Does this make me a scoundrel? Am I guilty of a tiny (or even large) measure of hypocrisy? I admit, I feel considerably sleazy when I entertain the idea of following through with the manipulative act of embracing my father while slipping my hand into the wallet in his back pocket. But then I ask myself, Why shouldn’t I? The least the guy could do, after a lifetime of meanness and neglect, is grant me an inheritance.
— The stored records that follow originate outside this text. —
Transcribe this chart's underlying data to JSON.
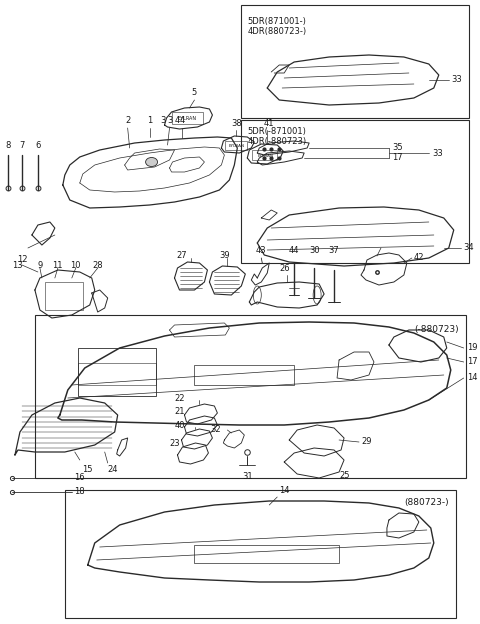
{
  "bg_color": "#ffffff",
  "line_color": "#2a2a2a",
  "box1_label": "5DR(871001-)\n4DR(880723-)",
  "box2_label": "5DR(-871001)\n4DR(-880723)",
  "box3_label": "(-880723)",
  "box4_label": "(880723-)"
}
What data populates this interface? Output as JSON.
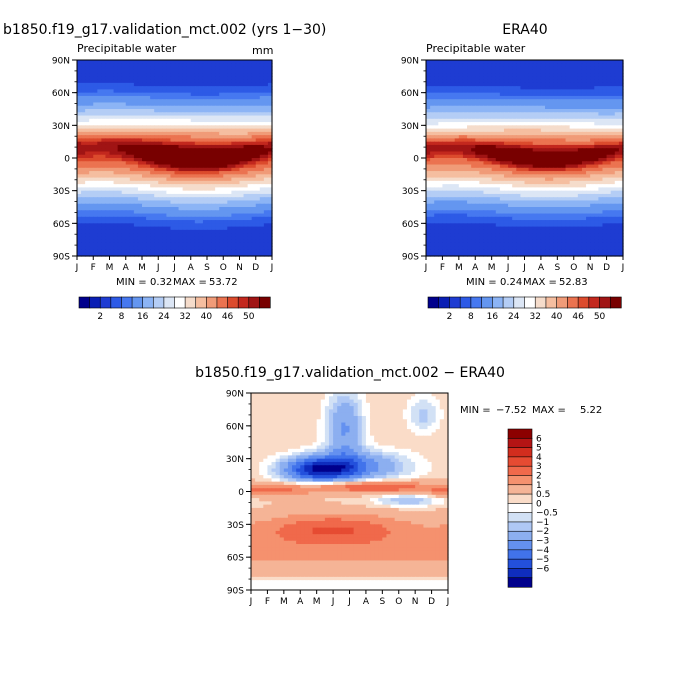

Having alienated every family member except his also-aging, dysfunctionally timid second wife, who else will he leave money to—the good folks at the local Tea Party headquarters? (Always bigoted and a staunch conservative, his early political heroes included Barry Goldwater and George Wallace.) The Glenn Beck Memorial Fund? (An aunt once told me that one of my cousins, while visiting my father, was thrown out of his house for debating with him over a FOX News show.) An anti-immigration society? (Wouldn’t you know it, my father actually lives in the great state of Arizona—Sun City no less, a town in which security officers roam the grounds looking for signs of children because the little, noise-making bastards are not allowed to live there.)
The ultimate justification for my dubious undertaking, though, is that I don’t want the money for me but for my seven-year-old son. Truth be told, I wouldn’t even be thinking of contacting my father and re-establishing a relationship were it not for my boy. Should I be willed a tall stack of his bank notes, I would invest it and someday use the accumulated amount for my kid’s college education. And this time, there would be no need for my dear ol’ dad—busy nourishing maggots six feet below ground—to sign any paperwork.